Feedback on Design Process
The project went through idea generation, concept refinement and prototyping, but throughout the project, a careful plan was missing and the goal of the project was shifting around.
In the first half of the project, the team developed ideas and concepts by brainstorming, categorizing, and the team also did a lot of research on emotions and facial expressions, and the speech technologies as well. In the second half of the project, the focus was on how to use visual output to convey emotional information. But there seemed a faultage between the first half and the send half of the project: the research results and concepts developed earlier did not contribute that much to the final prototype.
Feedback on Project Objectives
In the second half of the project, the team focused very much how to give immersive video feedback to the speech input, but gradually shifted away from the original objective of the project: "to do something with speech recognition and emotions". Apparently lacking a good understanding of the project objective, the team did not develop an integrated and coherent vision of the different aspects of the situation they designed. The integration of speech technologies with the well demonstrated virtual reality could have made this project very compelling.
Feedback on Project Deliverables
Although the final presentation was not very satisfactory, the virtual reality demonstration with surrounding video and 3D graphics output was impressive. A working model as such needs a lot of effort and time. The hardware could not be available in place in time can also be an excuse.
Feedback on Presentations (interim and/or final)
The team presented six concepts: 1. Emotion is something you leave behind!" 2. "Emotions are to be collected!" 3. Characters 4. "Emotion is a medium of exchange!" 5. "Emotion is a choice!" 6. "Freeform-effect" controlled by hand in water. The clients were impressed by some of the innovative concepts, for example, the concepts of “emotions are to be collected” and “the freeform effect”

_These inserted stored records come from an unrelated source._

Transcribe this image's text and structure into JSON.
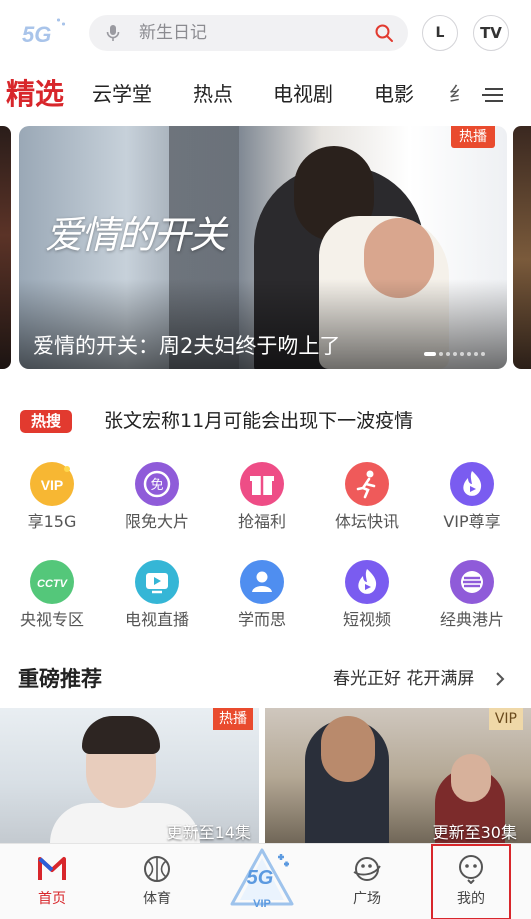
{
  "header": {
    "logo_text": "5G",
    "search_placeholder": "新生日记",
    "left_button": "L",
    "tv_button": "TV"
  },
  "tabs": [
    {
      "label": "精选",
      "active": true
    },
    {
      "label": "云学堂"
    },
    {
      "label": "热点"
    },
    {
      "label": "电视剧"
    },
    {
      "label": "电影"
    },
    {
      "label": "纟"
    }
  ],
  "banner": {
    "title_art": "爱情的开关",
    "caption": "爱情的开关：周2夫妇终于吻上了",
    "tag": "热播",
    "page_count": 8,
    "current_page": 1
  },
  "hot_search": {
    "tag": "热搜",
    "text": "张文宏称11月可能会出现下一波疫情"
  },
  "quick_icons": [
    {
      "label": "享15G",
      "icon": "vip-icon",
      "color": "#f5a623"
    },
    {
      "label": "限免大片",
      "icon": "free-icon",
      "color": "#8f5bd9"
    },
    {
      "label": "抢福利",
      "icon": "gift-icon",
      "color": "#ee4d86"
    },
    {
      "label": "体坛快讯",
      "icon": "sports-icon",
      "color": "#ef5a5a"
    },
    {
      "label": "VIP尊享",
      "icon": "play-flame-icon",
      "color": "#7a5cf0"
    },
    {
      "label": "央视专区",
      "icon": "cctv-icon",
      "color": "#54c77a"
    },
    {
      "label": "电视直播",
      "icon": "tv-live-icon",
      "color": "#35b6d6"
    },
    {
      "label": "学而思",
      "icon": "user-icon",
      "color": "#4f8ef0"
    },
    {
      "label": "短视频",
      "icon": "short-video-icon",
      "color": "#7a5cf0"
    },
    {
      "label": "经典港片",
      "icon": "film-reel-icon",
      "color": "#8f5bd9"
    }
  ],
  "recommend": {
    "title": "重磅推荐",
    "more": "春光正好 花开满屏"
  },
  "thumbs": [
    {
      "tag": "热播",
      "update": "更新至14集"
    },
    {
      "tag": "VIP",
      "update": "更新至30集"
    }
  ],
  "bottom_nav": [
    {
      "label": "首页",
      "icon": "home-logo-icon",
      "active": true
    },
    {
      "label": "体育",
      "icon": "basketball-icon"
    },
    {
      "label": "VIP",
      "icon": "5g-vip-icon"
    },
    {
      "label": "广场",
      "icon": "planet-icon"
    },
    {
      "label": "我的",
      "icon": "profile-icon"
    }
  ],
  "colors": {
    "accent": "#d8262b",
    "hot": "#e94b2e"
  }
}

The final concept should be a combination of the above, addressing the use of the speech technology.
The demonstration was impressive, in the sense that it is more powerful than just a presentation, but it also made clear the weaknesses in the project – the role of the speech technology was not clearly stressed.
The team was very busy getting the demonstration work so that they didn’t get enough time to prepare the final presentation. The presentation was rather flat and did not get the audience really involved.
The final presentation could not give the audience a concrete idea how the demonstrated pieces could work together in terms of the project objectives. A use case or a scenario could have helped a lot.
The strong point of this project is the working prototype and the dedication towards such a prototype. The weak point is that the team had put too much effort and focus on the visual output (the virtual reality rather then integrating the speech technology. A good plan and a clear goal could have helped a lot to balance the effort and could have made this project very successful.
The team worked very hard and often give surprises to the client and the coaches; however, once again, there shouldn’t have been such surprises if the team had actively communicated the project process with the clients and the coaches.